2692 - Improving Glioblastoma Radiotherapy Target Delineation via a Diffusion Model
Presenter(s)
W. J. Yeo1, S. Nagarajan1, A. Raj1, D. Ruan2, W. Yang1, and K. Sheng3; 1University of California, San Francisco, San Francisco, CA, 2Department of Radiation Oncology, University of California, Los Angeles, Los Angeles, CA, 3Department of Radiation Oncology, University of California, San Francisco, San Francisco, CA
Purpose/Objective(s):
Materials/Methods:
The study population was 35 patients from Río Hortega University Hospital (mean age 63.2 years, 28.9% women) with locally-recurrent GBM. GBM was defined with the necrotic, enhancing, and non-enhancing regions segmented from their T1, T1ce, and T2-FLAIR magnetic resonance (MR) images.

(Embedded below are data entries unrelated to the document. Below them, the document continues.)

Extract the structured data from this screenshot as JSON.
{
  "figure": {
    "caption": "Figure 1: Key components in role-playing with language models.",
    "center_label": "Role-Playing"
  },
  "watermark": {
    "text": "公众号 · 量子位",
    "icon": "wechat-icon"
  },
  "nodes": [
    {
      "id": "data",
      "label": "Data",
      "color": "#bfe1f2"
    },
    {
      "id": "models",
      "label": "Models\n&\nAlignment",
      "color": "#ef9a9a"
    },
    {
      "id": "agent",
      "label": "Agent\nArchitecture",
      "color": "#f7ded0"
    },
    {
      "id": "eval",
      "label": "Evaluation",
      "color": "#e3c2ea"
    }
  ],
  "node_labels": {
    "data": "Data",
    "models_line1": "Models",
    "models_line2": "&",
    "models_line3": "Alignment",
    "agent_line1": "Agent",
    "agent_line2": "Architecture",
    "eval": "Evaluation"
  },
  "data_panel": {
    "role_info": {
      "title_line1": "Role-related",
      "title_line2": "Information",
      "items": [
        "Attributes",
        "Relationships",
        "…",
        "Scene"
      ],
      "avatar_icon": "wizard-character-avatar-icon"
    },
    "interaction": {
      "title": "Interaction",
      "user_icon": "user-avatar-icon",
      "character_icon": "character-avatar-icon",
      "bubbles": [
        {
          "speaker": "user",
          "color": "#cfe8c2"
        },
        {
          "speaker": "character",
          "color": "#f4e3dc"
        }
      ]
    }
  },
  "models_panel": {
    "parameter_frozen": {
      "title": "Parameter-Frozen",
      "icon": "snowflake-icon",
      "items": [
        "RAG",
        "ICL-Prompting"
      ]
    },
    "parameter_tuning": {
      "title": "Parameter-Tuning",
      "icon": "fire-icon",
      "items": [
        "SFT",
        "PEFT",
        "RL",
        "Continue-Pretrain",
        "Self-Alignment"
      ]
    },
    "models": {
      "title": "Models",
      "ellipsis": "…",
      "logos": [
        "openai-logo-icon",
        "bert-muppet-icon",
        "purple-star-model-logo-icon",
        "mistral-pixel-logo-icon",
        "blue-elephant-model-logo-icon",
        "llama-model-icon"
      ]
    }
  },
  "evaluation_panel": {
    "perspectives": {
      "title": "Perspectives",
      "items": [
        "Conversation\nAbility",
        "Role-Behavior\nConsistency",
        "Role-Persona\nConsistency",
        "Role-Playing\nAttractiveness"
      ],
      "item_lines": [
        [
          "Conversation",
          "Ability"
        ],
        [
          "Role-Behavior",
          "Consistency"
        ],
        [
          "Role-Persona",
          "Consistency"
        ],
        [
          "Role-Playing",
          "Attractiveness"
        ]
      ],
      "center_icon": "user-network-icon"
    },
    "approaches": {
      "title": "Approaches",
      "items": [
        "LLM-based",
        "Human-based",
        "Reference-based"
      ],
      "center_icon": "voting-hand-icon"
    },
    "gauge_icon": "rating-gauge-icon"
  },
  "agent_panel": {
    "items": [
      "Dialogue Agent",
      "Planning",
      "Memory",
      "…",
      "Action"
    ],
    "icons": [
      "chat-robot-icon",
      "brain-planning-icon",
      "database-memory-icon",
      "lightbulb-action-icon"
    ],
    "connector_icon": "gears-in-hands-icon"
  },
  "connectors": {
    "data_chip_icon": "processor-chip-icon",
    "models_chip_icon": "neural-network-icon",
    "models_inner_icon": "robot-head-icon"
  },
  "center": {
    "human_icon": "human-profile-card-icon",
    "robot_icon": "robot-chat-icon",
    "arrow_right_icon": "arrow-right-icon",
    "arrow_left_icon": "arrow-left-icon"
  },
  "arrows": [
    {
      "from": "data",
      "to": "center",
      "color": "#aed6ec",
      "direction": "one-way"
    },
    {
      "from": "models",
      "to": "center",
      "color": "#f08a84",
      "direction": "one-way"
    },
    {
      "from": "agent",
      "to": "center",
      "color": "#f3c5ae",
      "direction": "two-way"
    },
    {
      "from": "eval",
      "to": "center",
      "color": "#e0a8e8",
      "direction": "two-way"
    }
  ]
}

For each patient, an anisotropic 3D reaction-diffusion equation solved numerically with an alternating-direction implicit scheme in voxel space was implemented to predict GBM growth. The model was subjected to the Neumann boundary condition at the skull and had initial condition being the pre-operative tumor. Diffusivity was modeled with the diffusion tensor obtained from DT imaging. We assessed the performance of our model’s boundary in predicting the recurrent GBM against the 2 cm isotropically-expanded boundary by evaluating, in both cases, the proportion of recurrent tumor encapsulated per increase in prediction tumor volume.
Results:
The mean proportion of recurrent tumor captured by the 2 cm boundary was 57% (standard deviation (SD) 24.9%), whereas with our predicted boundary at the same volume, a mean of 58.4% (SD 24.9%) of the recurrent tumor could be captured. In 26 out of 35 patients (74.3%), the boundary predicted by our diffusion model was able to capture an equivalent volume of the recurrent tumor as the 2 cm isotropic boundary with a 1.2% to 30.4% decreased prediction volume.
Conclusion:
Relative to isotropically-expanding the boundary of an initial GBM, a diffusion model informed by patient-specific diffusivity can have an improved prediction of recurrent GBM growth with a smaller prediction volume. This implies that GBM RT may be more personalized, and CTVs may be improved by reducing the treatment volume without compromising treatment quality.